Tennessee residents who are experiencing financial troubles have options for getting credit card debts under control. People with decent credit ratings could have the option of transferring debts to a new credit card that offers zero percent interest on balance transfers. This move might grant a holder six months to two years of interest-free time to pay down the balance.
A personal loan could be another method for consolidating debts. If a person possesses a sufficient credit history to qualify, this type of loan should reduce the overall interest rate on the debts.
Lenders might also present people with the option of a home equity loan for paying off consumer debts. Financial experts, however, warn against this temptation unless it is absolutely necessary. Although a home equity loan might appear to offer a low-interest solution, unsecured debts should not be transformed into a secured debt. Unsecured debts are easier to discharge in a bankruptcy. A home equity loan might also endanger a person's home if the payments cannot be met.
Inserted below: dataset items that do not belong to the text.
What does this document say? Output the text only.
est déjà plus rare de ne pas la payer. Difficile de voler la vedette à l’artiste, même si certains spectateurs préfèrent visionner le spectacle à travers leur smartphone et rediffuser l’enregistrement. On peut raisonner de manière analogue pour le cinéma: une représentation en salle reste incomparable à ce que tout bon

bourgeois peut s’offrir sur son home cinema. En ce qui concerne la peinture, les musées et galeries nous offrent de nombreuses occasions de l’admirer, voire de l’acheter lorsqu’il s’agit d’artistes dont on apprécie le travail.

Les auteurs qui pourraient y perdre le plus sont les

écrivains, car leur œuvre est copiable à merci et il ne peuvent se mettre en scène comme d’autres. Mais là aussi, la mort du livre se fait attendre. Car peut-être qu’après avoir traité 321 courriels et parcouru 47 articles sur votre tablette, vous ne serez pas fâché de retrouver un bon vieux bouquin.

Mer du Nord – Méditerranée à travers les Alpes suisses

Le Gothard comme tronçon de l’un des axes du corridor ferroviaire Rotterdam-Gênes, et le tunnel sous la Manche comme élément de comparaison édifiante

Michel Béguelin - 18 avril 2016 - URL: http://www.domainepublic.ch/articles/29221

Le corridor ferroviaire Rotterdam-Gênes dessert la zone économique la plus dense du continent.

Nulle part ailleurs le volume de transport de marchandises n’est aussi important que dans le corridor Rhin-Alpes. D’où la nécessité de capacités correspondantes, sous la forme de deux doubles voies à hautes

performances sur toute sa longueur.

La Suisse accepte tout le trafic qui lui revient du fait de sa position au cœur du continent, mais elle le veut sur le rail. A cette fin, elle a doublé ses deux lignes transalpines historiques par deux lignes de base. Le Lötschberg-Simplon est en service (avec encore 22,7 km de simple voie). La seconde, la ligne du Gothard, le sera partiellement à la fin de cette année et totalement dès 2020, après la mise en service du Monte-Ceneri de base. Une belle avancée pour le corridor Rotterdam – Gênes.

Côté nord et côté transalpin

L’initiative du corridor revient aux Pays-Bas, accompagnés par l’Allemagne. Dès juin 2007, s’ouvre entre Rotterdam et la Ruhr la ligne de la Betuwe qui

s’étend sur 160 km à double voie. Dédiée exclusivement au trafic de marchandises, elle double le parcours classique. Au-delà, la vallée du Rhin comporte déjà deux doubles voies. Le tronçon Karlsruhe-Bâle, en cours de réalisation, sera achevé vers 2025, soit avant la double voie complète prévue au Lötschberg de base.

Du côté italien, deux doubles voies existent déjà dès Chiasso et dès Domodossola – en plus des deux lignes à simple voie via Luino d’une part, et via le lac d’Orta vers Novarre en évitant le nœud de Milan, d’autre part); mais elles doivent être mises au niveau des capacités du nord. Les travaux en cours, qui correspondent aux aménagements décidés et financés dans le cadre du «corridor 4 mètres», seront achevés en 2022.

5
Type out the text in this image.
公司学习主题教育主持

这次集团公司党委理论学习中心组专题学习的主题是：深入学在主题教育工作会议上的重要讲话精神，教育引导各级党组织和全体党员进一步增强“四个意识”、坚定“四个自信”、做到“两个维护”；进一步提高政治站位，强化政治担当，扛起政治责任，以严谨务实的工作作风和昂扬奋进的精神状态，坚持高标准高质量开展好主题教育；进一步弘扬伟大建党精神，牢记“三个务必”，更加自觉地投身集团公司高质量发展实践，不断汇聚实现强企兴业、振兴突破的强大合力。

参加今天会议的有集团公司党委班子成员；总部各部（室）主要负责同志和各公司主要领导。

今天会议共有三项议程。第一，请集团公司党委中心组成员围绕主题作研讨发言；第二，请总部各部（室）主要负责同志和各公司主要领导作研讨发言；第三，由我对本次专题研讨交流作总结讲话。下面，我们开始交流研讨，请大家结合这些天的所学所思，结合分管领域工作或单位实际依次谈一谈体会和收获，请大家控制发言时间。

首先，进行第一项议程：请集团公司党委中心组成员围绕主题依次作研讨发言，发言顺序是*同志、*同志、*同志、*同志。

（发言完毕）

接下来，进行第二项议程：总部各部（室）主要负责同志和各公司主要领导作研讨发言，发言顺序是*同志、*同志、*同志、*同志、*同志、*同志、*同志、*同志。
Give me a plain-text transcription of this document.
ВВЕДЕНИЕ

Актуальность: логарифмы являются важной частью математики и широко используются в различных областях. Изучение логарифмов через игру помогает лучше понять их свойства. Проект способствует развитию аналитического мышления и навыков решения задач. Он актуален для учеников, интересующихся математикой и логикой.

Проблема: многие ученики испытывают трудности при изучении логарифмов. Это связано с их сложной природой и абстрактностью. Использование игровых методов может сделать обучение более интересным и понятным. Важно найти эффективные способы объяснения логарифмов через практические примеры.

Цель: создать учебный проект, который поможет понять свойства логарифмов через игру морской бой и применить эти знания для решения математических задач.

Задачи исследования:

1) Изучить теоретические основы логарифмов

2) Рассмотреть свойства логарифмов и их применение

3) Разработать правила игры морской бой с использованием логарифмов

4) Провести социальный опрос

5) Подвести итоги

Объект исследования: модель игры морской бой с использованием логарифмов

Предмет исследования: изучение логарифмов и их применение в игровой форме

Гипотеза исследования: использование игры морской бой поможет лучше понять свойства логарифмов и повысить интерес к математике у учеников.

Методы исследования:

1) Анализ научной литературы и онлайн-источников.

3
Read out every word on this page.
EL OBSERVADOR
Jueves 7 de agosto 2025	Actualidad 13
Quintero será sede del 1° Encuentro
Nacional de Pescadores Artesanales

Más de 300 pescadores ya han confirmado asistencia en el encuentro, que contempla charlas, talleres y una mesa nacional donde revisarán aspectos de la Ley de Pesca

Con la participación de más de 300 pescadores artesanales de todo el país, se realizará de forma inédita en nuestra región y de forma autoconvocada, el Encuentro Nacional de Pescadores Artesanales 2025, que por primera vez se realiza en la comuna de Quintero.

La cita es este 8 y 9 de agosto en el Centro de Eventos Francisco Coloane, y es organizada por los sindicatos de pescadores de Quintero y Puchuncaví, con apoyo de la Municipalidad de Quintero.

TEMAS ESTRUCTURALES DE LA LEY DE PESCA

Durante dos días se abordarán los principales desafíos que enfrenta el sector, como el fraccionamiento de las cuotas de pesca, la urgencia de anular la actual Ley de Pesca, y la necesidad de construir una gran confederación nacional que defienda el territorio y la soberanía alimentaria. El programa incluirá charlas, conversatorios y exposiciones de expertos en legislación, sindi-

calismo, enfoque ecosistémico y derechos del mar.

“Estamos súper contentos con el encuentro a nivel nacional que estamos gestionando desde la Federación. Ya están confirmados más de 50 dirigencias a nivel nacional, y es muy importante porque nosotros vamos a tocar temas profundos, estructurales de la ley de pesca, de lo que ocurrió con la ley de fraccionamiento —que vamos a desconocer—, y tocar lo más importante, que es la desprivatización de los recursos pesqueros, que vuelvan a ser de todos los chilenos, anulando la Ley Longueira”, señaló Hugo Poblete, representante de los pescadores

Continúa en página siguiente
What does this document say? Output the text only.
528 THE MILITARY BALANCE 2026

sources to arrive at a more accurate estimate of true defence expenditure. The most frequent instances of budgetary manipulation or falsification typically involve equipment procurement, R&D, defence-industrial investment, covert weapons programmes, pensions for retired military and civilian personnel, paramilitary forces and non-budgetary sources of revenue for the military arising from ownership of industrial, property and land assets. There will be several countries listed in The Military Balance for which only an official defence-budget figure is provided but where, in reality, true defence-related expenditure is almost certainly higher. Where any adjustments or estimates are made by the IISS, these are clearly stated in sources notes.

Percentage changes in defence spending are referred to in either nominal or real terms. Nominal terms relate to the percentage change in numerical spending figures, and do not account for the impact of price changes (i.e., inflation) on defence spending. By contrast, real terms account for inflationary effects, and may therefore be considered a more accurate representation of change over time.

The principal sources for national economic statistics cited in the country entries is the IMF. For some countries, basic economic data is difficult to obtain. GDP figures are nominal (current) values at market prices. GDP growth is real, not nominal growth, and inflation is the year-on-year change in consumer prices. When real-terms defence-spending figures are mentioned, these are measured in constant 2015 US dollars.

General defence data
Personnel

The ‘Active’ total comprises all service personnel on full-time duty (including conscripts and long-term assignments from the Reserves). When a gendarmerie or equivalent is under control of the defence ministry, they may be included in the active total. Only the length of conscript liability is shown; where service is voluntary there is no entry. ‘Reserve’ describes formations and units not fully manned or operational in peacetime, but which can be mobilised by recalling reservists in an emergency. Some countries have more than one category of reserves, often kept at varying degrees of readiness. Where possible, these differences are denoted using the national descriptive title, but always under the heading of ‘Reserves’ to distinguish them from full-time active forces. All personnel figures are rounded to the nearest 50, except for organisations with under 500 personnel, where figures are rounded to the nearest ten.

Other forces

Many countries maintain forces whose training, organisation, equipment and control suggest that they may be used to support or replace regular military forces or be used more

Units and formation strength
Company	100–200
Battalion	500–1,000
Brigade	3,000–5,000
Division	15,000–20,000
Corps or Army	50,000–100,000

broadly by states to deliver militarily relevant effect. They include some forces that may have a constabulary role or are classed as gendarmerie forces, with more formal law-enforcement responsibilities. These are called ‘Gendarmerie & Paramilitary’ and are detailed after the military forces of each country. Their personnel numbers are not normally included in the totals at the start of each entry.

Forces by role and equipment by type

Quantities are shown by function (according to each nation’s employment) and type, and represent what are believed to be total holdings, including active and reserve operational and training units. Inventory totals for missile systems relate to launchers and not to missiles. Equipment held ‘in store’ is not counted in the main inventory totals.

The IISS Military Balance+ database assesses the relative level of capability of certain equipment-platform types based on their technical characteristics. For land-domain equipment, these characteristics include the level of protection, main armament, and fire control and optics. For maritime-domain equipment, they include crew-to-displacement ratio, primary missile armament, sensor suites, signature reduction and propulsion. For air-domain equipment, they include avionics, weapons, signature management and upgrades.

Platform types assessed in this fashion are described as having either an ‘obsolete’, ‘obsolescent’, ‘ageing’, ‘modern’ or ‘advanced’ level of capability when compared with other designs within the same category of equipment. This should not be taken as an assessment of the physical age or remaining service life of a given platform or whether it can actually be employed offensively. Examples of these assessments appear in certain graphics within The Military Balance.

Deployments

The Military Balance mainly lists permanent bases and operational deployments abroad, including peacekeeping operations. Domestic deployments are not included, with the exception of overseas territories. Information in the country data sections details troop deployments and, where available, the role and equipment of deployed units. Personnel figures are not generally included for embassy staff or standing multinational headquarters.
Bankruptcy offers some people a path to debt relief as well. If someone's debts cannot be paid within five years or they represent more than half of personal income, bankruptcy might be a viable course. An attorney could help a person evaluate the variables and make a decisions about filing for bankruptcy. Important goals such as stopping a foreclosure or getting a fresh financial start might be achieved by working with an attorney to discharge debts or set up a manageable payment plan. An attorney could establish terms that allow the client to recover from financial setbacks. These services could end harassment from bill collectors and allow people to rebuild their credit rating.